5.9/10
Archivist John
Senior Editor

A definitive 5.9/10 rating for a film that redefined the boundaries of cult cinema. The River of Doubt remains a cornerstone of transgressive art.
If you’re looking for a polished adventure film or something with a narrative arc, you’re going to be bored out of your mind. But if you have a weird fascination with seeing historical figures looking genuinely miserable in the heat, The River of Doubt is worth the hour or so it takes to sit through. It’s for the kind of person who likes looking at old family photos of people they don’t know, just to see what the clothes looked like.
The first thing that hits you is how small Theodore Roosevelt looks. We’re used to the 'Rough Rider' image—the big teeth, the glasses, the energy. Here, especially in the later shots, he looks like a man who has been eaten alive by insects. There is a specific shot of him sitting on a rock where he just looks... deflated. It’s not the kind of shot a modern PR team would ever let out. He’s just a tired guy in a wet shirt.
The camera work is exactly what you’d expect from 1914 equipment being lugged through a rainforest. It’s shaky, the tripod clearly wasn't level half the time, and the light is either blindingly bright or swallowed by the canopy. There’s a strange lack of 'action' in the way we think of it now. Most of the film is just men moving heavy things. They move a canoe. They move a crate. They stand around a fire. It’s repetitive, but that repetition starts to give you a real sense of how much of a slog this trip was.
The editing is pretty choppy. You’ll be watching a scene of the river, and then it suddenly cuts to a title card that talks about a completely different day. It feels like someone dropped the film canisters down a hill and just taped them back together in whatever order they found them. It’s not smooth like The Timber Queen or other staged adventures from that era. It feels raw, almost accidental.
There’s a moment where they interact with some of the indigenous people, and it’s deeply awkward. You can see the confusion on both sides. The camera lingers on a group of children who are looking at the lens with this perfect mix of curiosity and 'what is this idiot doing?' It’s one of the few times the movie feels alive and not just like a historical record. It’s much more grounded than the theatricality you see in something like Arizona Nights.
I noticed that the intertitles are incredibly dramatic, almost to a fault. One will say something about 'The Perils of the Deep Jungle,' and then the next shot is just a guy trying to fix a boot. The disconnect between the text and the actual footage is almost funny. The movie is trying very hard to convince you that every second was a brush with death, even when the guys on screen just look bored or hot.

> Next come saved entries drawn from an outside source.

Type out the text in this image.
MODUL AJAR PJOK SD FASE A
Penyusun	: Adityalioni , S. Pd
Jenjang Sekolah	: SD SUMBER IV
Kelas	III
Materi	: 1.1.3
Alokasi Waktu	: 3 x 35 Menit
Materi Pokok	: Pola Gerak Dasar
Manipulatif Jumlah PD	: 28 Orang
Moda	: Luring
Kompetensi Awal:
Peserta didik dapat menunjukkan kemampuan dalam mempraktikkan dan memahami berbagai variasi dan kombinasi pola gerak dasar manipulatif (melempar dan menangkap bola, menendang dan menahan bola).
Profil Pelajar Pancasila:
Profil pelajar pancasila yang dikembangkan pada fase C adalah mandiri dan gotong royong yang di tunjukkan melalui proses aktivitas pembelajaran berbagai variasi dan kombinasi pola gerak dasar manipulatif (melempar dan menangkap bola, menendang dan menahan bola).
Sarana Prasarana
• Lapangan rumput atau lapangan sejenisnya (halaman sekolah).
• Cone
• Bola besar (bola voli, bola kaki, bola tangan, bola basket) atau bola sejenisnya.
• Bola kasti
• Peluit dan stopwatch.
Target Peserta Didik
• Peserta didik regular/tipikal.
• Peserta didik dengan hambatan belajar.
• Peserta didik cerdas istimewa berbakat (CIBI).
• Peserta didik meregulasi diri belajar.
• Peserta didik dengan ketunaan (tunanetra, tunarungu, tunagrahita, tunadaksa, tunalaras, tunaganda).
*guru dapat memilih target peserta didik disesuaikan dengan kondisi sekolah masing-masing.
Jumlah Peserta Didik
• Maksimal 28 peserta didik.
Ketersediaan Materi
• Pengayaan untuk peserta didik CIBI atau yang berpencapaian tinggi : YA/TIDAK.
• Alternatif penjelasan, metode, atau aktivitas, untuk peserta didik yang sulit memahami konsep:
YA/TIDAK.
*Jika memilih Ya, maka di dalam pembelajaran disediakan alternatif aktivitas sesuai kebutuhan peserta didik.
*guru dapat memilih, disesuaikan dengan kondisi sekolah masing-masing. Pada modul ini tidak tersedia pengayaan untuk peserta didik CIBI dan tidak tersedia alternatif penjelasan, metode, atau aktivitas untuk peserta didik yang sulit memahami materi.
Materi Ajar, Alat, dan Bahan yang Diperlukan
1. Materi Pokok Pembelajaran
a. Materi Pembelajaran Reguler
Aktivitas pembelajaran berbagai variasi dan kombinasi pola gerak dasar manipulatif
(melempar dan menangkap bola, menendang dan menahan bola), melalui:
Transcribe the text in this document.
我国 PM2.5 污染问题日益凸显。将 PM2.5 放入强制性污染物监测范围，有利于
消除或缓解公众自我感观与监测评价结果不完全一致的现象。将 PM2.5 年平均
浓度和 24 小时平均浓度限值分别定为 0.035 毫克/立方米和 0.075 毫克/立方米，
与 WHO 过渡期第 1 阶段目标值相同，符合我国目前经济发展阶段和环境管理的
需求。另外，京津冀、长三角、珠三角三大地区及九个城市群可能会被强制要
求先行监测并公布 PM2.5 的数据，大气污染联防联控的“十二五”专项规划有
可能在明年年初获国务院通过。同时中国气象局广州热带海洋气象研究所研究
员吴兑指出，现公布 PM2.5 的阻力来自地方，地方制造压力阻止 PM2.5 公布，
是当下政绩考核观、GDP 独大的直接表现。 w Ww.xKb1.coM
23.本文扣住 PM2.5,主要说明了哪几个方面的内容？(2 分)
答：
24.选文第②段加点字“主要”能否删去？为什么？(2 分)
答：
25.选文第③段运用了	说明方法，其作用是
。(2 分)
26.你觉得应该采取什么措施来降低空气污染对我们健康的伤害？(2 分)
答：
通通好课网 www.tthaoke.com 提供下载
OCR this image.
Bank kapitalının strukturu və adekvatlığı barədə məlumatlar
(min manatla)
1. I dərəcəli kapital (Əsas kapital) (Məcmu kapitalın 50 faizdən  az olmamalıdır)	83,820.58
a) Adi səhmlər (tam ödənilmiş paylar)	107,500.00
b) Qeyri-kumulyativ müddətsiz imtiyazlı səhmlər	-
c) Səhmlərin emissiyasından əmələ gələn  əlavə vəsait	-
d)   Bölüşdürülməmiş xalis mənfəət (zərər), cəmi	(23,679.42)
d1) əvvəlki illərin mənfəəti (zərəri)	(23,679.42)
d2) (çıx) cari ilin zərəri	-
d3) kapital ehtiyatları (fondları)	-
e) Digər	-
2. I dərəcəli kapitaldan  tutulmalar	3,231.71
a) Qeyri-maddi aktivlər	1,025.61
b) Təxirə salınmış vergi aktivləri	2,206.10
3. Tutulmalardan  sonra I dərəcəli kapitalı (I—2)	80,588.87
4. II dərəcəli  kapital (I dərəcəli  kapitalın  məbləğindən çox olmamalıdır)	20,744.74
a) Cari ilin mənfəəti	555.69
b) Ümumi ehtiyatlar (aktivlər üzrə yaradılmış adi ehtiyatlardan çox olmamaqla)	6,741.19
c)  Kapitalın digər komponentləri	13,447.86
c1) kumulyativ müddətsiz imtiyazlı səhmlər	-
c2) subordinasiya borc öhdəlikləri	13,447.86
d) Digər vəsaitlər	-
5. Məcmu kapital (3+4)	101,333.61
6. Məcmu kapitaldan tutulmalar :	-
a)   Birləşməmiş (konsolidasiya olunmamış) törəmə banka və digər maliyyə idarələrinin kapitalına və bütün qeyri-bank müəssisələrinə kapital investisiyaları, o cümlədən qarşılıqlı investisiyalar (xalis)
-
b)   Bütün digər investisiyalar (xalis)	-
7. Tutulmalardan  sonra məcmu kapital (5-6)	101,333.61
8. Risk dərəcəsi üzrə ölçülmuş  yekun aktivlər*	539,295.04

One scene goes on way too long: the portaging of the canoes. They haul these massive wooden boats over land to avoid rapids, and the footage just keeps going. You see them slip, you see the mud, you see the strain in their shoulders. It’s not 'exciting,' but by the third minute of it, you actually start to feel a bit of the exhaustion yourself. It’s effective in a way that I don’t think the filmmakers intended. It’s just pure, unedited physical labor.
The footage of Cândido Rondon is interesting too. He has a completely different energy than Roosevelt. While TR looks like he’s fighting the environment, Rondon looks like he’s just existing in it. He moves differently. It’s a subtle contrast, but it’s there if you stop looking at the 'famous guy' for a second.
The ending feels abrupt. There’s no big 'we made it' celebration that feels earned. It just kind of stops. You’re left with the image of a very gray, very tired group of men who are lucky to be alive. It’s not a 'good' movie by modern standards—the pacing is non-existent and the visual quality is a mess—but as a window into a moment where a former president almost vanished into the trees, it’s pretty haunting.
Don't watch it for the 'story.' Watch it for the way the light hits the water and the way Roosevelt’s hat gets progressively more crushed as the film goes on.